年収別に所得税の還付額を見てみましょう。
【年収別】所得税還付額の目安
年収200万円:約2万4000円
年収300万円:約2万円
年収400万円:約2万円
年収500万円:約2万円
年収600万円:約2万円
年収700万円:約3万円
(税務上の扶養家族がいないケース)
基礎控除拡大の恩恵は、年収によって拡大額、税率が異なるためさまざまですが、おおむね2万~3万円の還付を受けられる人が多いです。基礎控除拡大は、合計所得金額が2350万円(給与年収では2545万円)以下の人なら誰でも受けられる恩恵なのです。
使える控除は漏れなく申告!
では「その他の個別事情」を申告する際の注意点を見てみましょう。
ここで知っておきたい言葉は「控除」です。税金の言葉で「控除」とは、「引けるもの」で、言い換えると「非課税の枠」のこと。使えるはずの控除は漏れなく使うのが、税金を減らすための鉄則なのです。

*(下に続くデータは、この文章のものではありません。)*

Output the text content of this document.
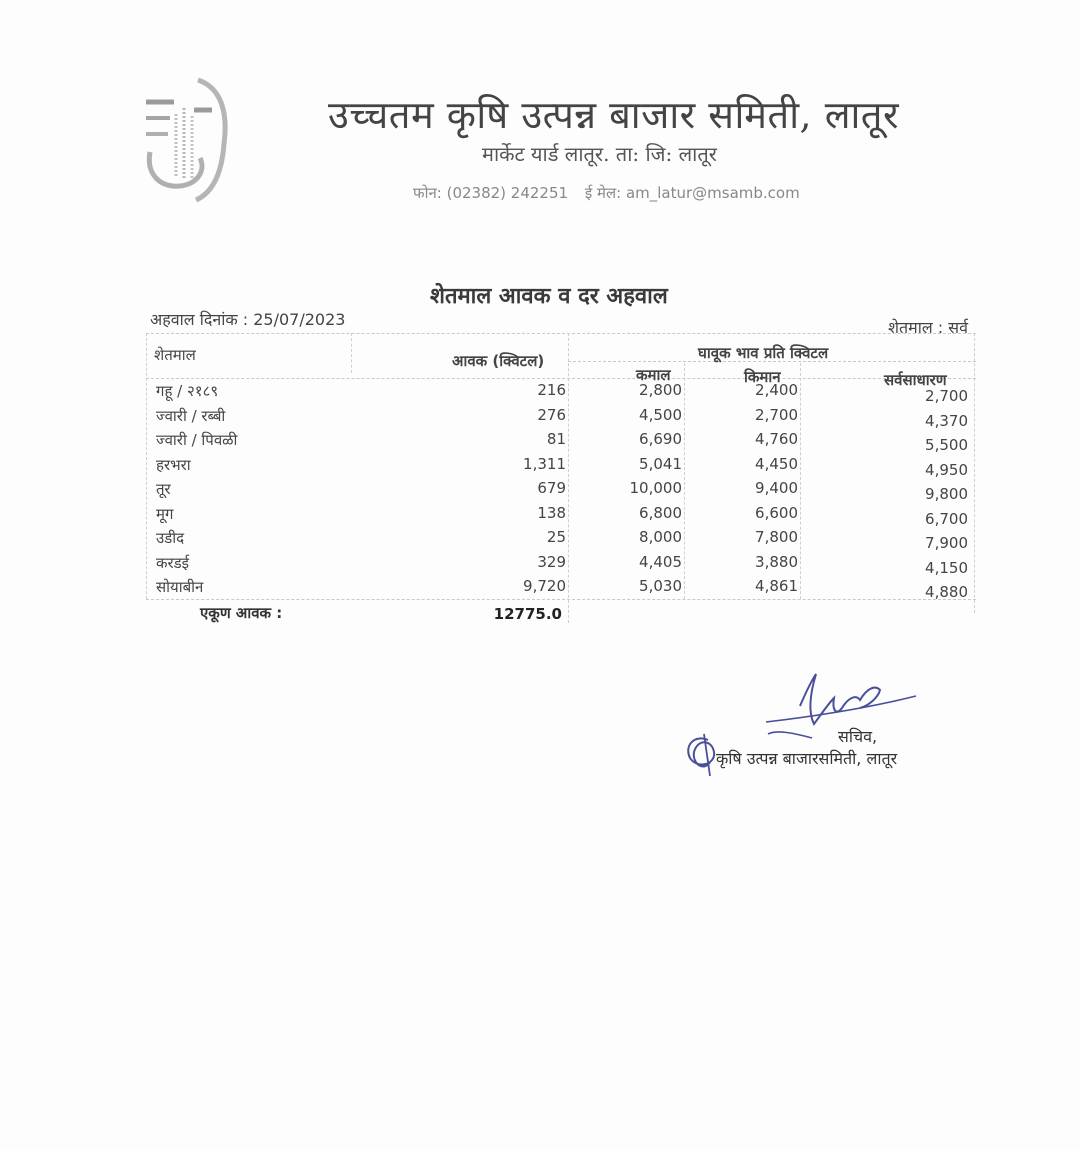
उच्चतम कृषि उत्पन्न बाजार समिती, लातूर
मार्केट यार्ड लातूर. ता: जि: लातूर
फोन: (02382) 242251 ई मेल: am_latur@msamb.com
शेतमाल आवक व दर अहवाल
अहवाल दिनांक : 25/07/2023	शेतमाल : सर्व
शेतमाल	आवक (क्विटल)	घावूक भाव प्रति क्विटल
कमाल	किमान	सर्वसाधारण
गहू / २१८९	216	2,800	2,400	2,700
ज्वारी / रब्बी	276	4,500	2,700	4,370
ज्वारी / पिवळी	81	6,690	4,760	5,500
हरभरा	1,311	5,041	4,450	4,950
तूर	679	10,000	9,400	9,800
मूग	138	6,800	6,600	6,700
उडीद	25	8,000	7,800	7,900
करडई	329	4,405	3,880	4,150
सोयाबीन	9,720	5,030	4,861	4,880
एकूण आवक :	12775.0
सचिव,
कृषि उत्पन्न बाजारसमिती, लातूर
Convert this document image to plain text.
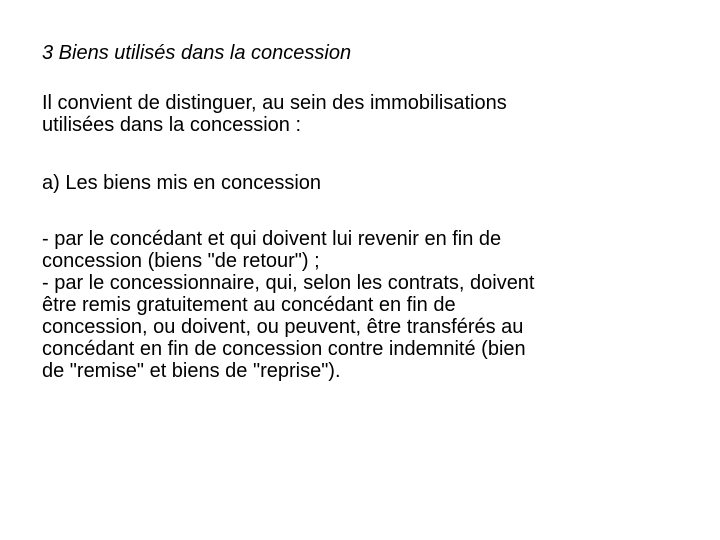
3 Biens utilisés dans la concession

Il convient de distinguer, au sein des immobilisations
utilisées dans la concession :

a) Les biens mis en concession

- par le concédant et qui doivent lui revenir en fin de
concession (biens "de retour") ;
- par le concessionnaire, qui, selon les contrats, doivent
être remis gratuitement au concédant en fin de
concession, ou doivent, ou peuvent, être transférés au
concédant en fin de concession contre indemnité (bien
de "remise" et biens de "reprise").
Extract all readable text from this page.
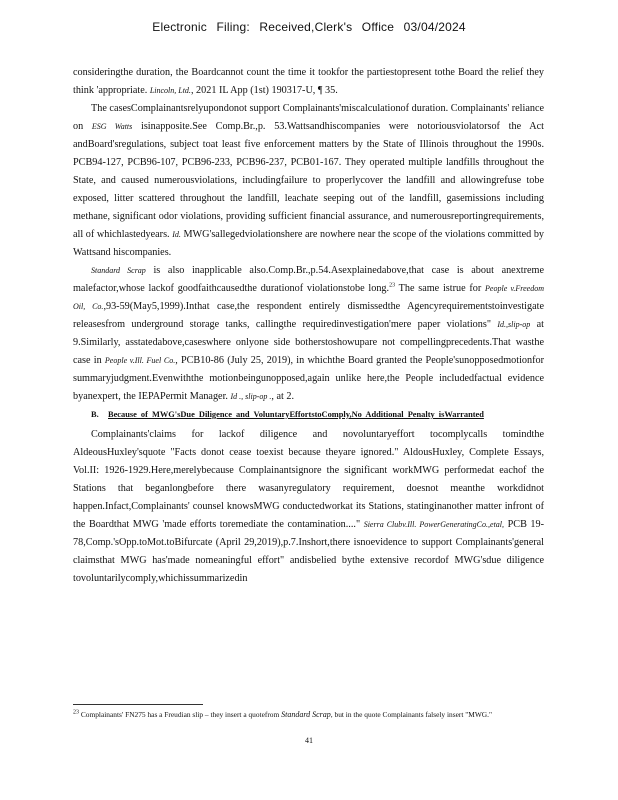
Electronic Filing: Received,Clerk's Office 03/04/2024

consideringthe duration, the Boardcannot count the time it tookfor the partiestopresent tothe Board the relief they think 'appropriate. Lincoln, Ltd., 2021 IL App (1st) 190317-U, ¶ 35.

The casesComplainantsrelyupondonot support Complainants'miscalculationof duration. Complainants' reliance on ESG Watts isinapposite.See Comp.Br.,p. 53.Wattsandhiscompanies were notoriousviolatorsof the Act andBoard'sregulations, subject toat least five enforcement matters by the State of Illinois throughout the 1990s. PCB94-127, PCB96-107, PCB96-233, PCB96-237, PCB01-167. They operated multiple landfills throughout the State, and caused numerousviolations, includingfailure to properlycover the landfill and allowingrefuse tobe exposed, litter scattered throughout the landfill, leachate seeping out of the landfill, gasemissions including methane, significant odor violations, providing sufficient financial assurance, and numerousreportingrequirements, all of whichlastedyears. Id. MWG'sallegedviolationshere are nowhere near the scope of the violations committed by Wattsand hiscompanies.

Standard Scrap is also inapplicable also.Comp.Br.,p.54.Asexplainedabove,that case is about anextreme malefactor,whose lackof goodfaithcausedthe durationof violationstobe long.$^{23}$ The same istrue for People v.Freedom Oil, Co.,93-59(May5,1999).Inthat case,the respondent entirely dismissedthe Agencyrequirementstoinvestigate releasesfrom underground storage tanks, callingthe requiredinvestigation'mere paper violations" Id.,slip-op at 9.Similarly, asstatedabove,caseswhere onlyone side botherstoshowupare not compellingprecedents.That wasthe case in People v.Ill. Fuel Co., PCB10-86 (July 25, 2019), in whichthe Board granted the People'sunopposedmotionfor summaryjudgment.Evenwiththe motionbeingunopposed,again unlike here,the People includedfactual evidence byanexpert, the IEPAPermit Manager. Id ., slip-op ., at 2.

B.	Because of MWG'sDue Diligence and VoluntaryEffortstoComply,No Additional Penalty isWarranted

Complainants'claims for lackof diligence and novoluntaryeffort tocomplycalls tomindthe AldeousHuxley'squote "Facts donot cease toexist because theyare ignored." AldousHuxley, Complete Essays, Vol.II: 1926-1929.Here,merelybecause Complainantsignore the significant workMWG performedat eachof the Stations that beganlongbefore there wasanyregulatory requirement, doesnot meanthe workdidnot happen.Infact,Complainants' counsel knowsMWG conductedworkat its Stations, statinginanother matter infront of the Boardthat MWG 'made efforts toremediate the contamination...." Sierra Clubv.Ill. PowerGeneratingCo.,etal, PCB 19-78,Comp.'sOpp.toMot.toBifurcate (April 29,2019),p.7.Inshort,there isnoevidence to support Complainants'general claimsthat MWG has'made nomeaningful effort" andisbelied bythe extensive recordof MWG'sdue diligence tovoluntarilycomply,whichissummarizedin

$^{23}$ Complainants' FN275 has a Freudian slip – they insert a quotefrom Standard Scrap, but in the quote Complainants falsely insert "MWG."

41
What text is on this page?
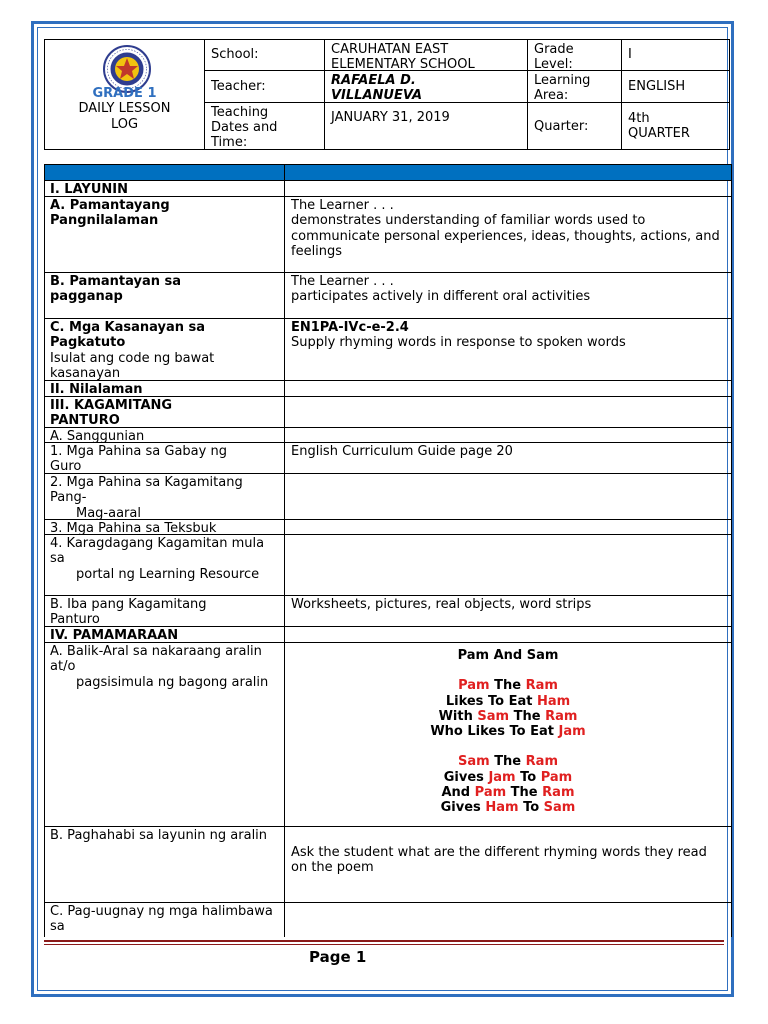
GRADE 1
DAILY LESSON
LOG
School:	CARUHATAN EAST
ELEMENTARY SCHOOL
Grade
Level:
I
Teacher:	RAFAELA D.
VILLANUEVA
Learning
Area:
ENGLISH
Teaching
Dates and
Time:
JANUARY 31, 2019
Quarter:
4th
QUARTER
I. LAYUNIN
A. Pamantayang
Pangnilalaman
The Learner . . .
demonstrates understanding of familiar words used to communicate personal experiences, ideas, thoughts, actions, and feelings
B. Pamantayan sa
pagganap
The Learner . . .
participates actively in different oral activities
C. Mga Kasanayan sa
Pagkatuto
Isulat ang code ng bawat kasanayan
EN1PA-IVc-e-2.4
Supply rhyming words in response to spoken words
II. Nilalaman
III. KAGAMITANG
PANTURO
A. Sanggunian
1. Mga Pahina sa Gabay ng
Guro
English Curriculum Guide page 20
2. Mga Pahina sa Kagamitang Pang-
Mag-aaral
3. Mga Pahina sa Teksbuk
4. Karagdagang Kagamitan mula sa
portal ng Learning Resource
B. Iba pang Kagamitang
Panturo
Worksheets, pictures, real objects, word strips
IV. PAMAMARAAN
A. Balik-Aral sa nakaraang aralin at/o
pagsisimula ng bagong aralin
Pam And Sam
Pam The Ram
Likes To Eat Ham
With Sam The Ram
Who Likes To Eat Jam
Sam The Ram
Gives Jam To Pam
And Pam The Ram
Gives Ham To Sam
B. Paghahabi sa layunin ng aralin
Ask the student what are the different rhyming words they read on the poem
C. Pag-uugnay ng mga halimbawa sa
Page 1
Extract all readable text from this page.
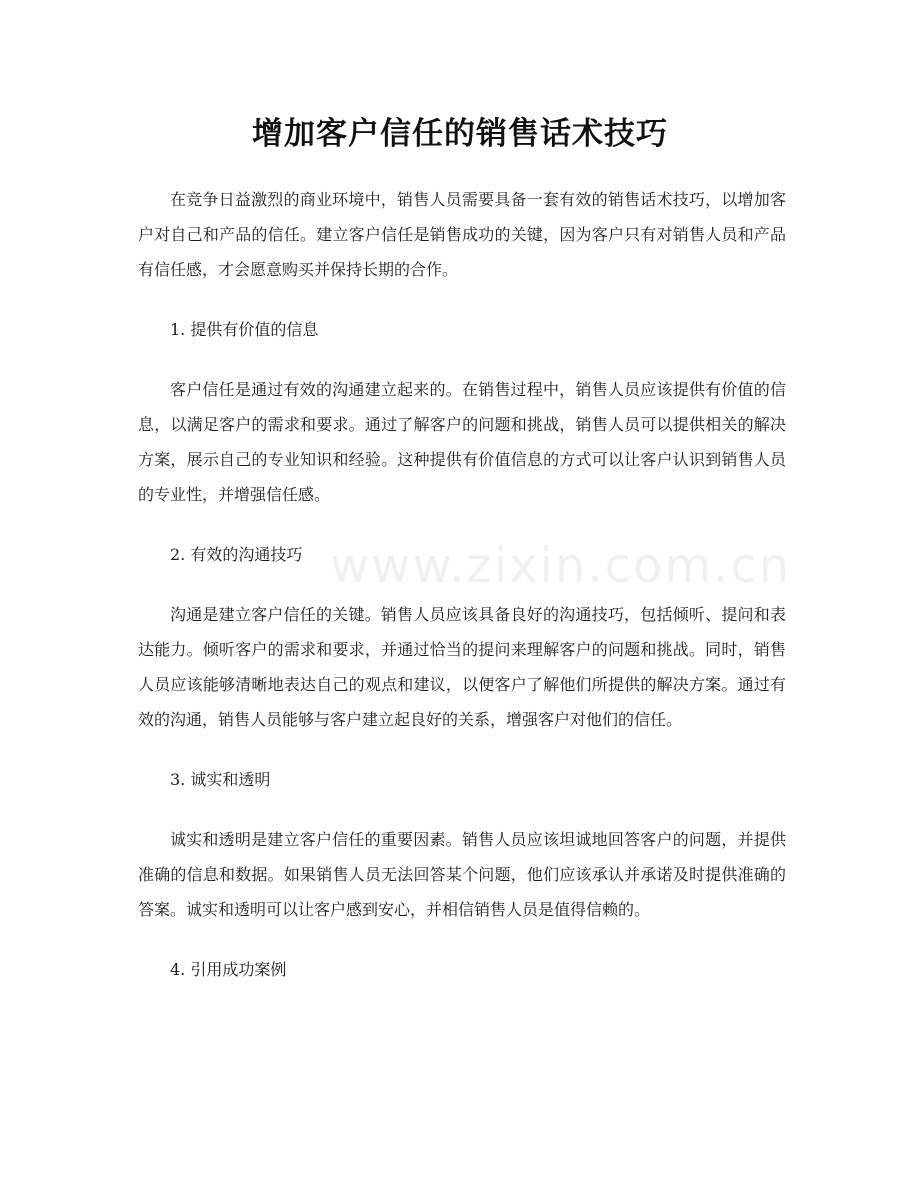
增加客户信任的销售话术技巧
www.zixin.com.cn

在竞争日益激烈的商业环境中，销售人员需要具备一套有效的销售话术技巧，以增加客户对自己和产品的信任。建立客户信任是销售成功的关键，因为客户只有对销售人员和产品有信任感，才会愿意购买并保持长期的合作。

1. 提供有价值的信息

客户信任是通过有效的沟通建立起来的。在销售过程中，销售人员应该提供有价值的信息，以满足客户的需求和要求。通过了解客户的问题和挑战，销售人员可以提供相关的解决方案，展示自己的专业知识和经验。这种提供有价值信息的方式可以让客户认识到销售人员的专业性，并增强信任感。

2. 有效的沟通技巧

沟通是建立客户信任的关键。销售人员应该具备良好的沟通技巧，包括倾听、提问和表达能力。倾听客户的需求和要求，并通过恰当的提问来理解客户的问题和挑战。同时，销售人员应该能够清晰地表达自己的观点和建议，以便客户了解他们所提供的解决方案。通过有效的沟通，销售人员能够与客户建立起良好的关系，增强客户对他们的信任。

3. 诚实和透明

诚实和透明是建立客户信任的重要因素。销售人员应该坦诚地回答客户的问题，并提供准确的信息和数据。如果销售人员无法回答某个问题，他们应该承认并承诺及时提供准确的答案。诚实和透明可以让客户感到安心，并相信销售人员是值得信赖的。

4. 引用成功案例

生命保険や地震保険に加入していたら保険料控除の証明書を出すことは、みなさんご存じですね。基本のきですから、忘れずに申告しましょう。
年末調整で申告できることを知らずに申告漏れしがちな控除があります。
例えば「子どもの国民年金保険料を支払った」というケース。これは、社会保険料控除の対象となります。
20歳以上の子どもの国民年金保険料を親が代わりに納付したなら「社会保険料控除」を受けることができます。
保険料は1年分で約20万円。所得税・住民税の節税額は、例えば年収300万円なら約3万円、800万~1000万円なら約6万円です(年収の高いほうの税務上の扶養家族は大学生の子1人のケース)。年収により、こんなに違うのです。
夫婦のうち、年収の高いほうが控除を使えば節税効果は高くなることを覚えておきましょう。
「子どもの国民年金保険料は控除に使えない」と思い込んでいる人がたまにいるのですが、保険料負担をした人(生計を共にする家族)が使えるのが「社会保険料控除」なのです。
iDeCoの掛金も所得控除の対象
iDeCoの掛金は全額「小規模企業共済等掛金控除」という所得控除の対象となりますが、ご存じですか。
iDeCoの控除証明書のハガキは10月末から11月初旬に届くので忘れずに年末調整で申告しましょう。
国民年金や国民健康保険の保険料を同一生計の家族が負担したなら、負担した人が「社会保険料控除」を使うことができます。
一方、iDeCoの掛金は「小規模企業共済等掛金控除」の対象で、こちらは掛金を拠出した本人(名義人)の所得からのみ控除です。
先ほどの子どもの国民年金保険料(社会保険料控除)のように「夫婦のうち、年収の高いほうが使う」わけにはいきませんので、注意してください。
転職前の厚生年金・健康保険料の申告も忘れずに
今年、転職したなら、以前の勤務先で天引きされていた厚生年金と健康保険の保険料を忘れずに申告しましょう。
今の勤務先(年末調整をしてくれる勤務先)は、その社員が入社後に負担した社会保険料を把握していますが、それ以前のことはわからないので、自ら保険料を申告する必要があるのです。これは社会保険料控除の対象となります。
年末調整を行う際には、今回紹介した中で自分にあてはまる項目がないか、改めてチェックしてみてくださいね。面倒な作業でも「数万円の税金が返ってくる」と思えば、やり遂げられそうですね!
文=深田晶恵
※記事中の情報・金額は2025年11月時点のものです。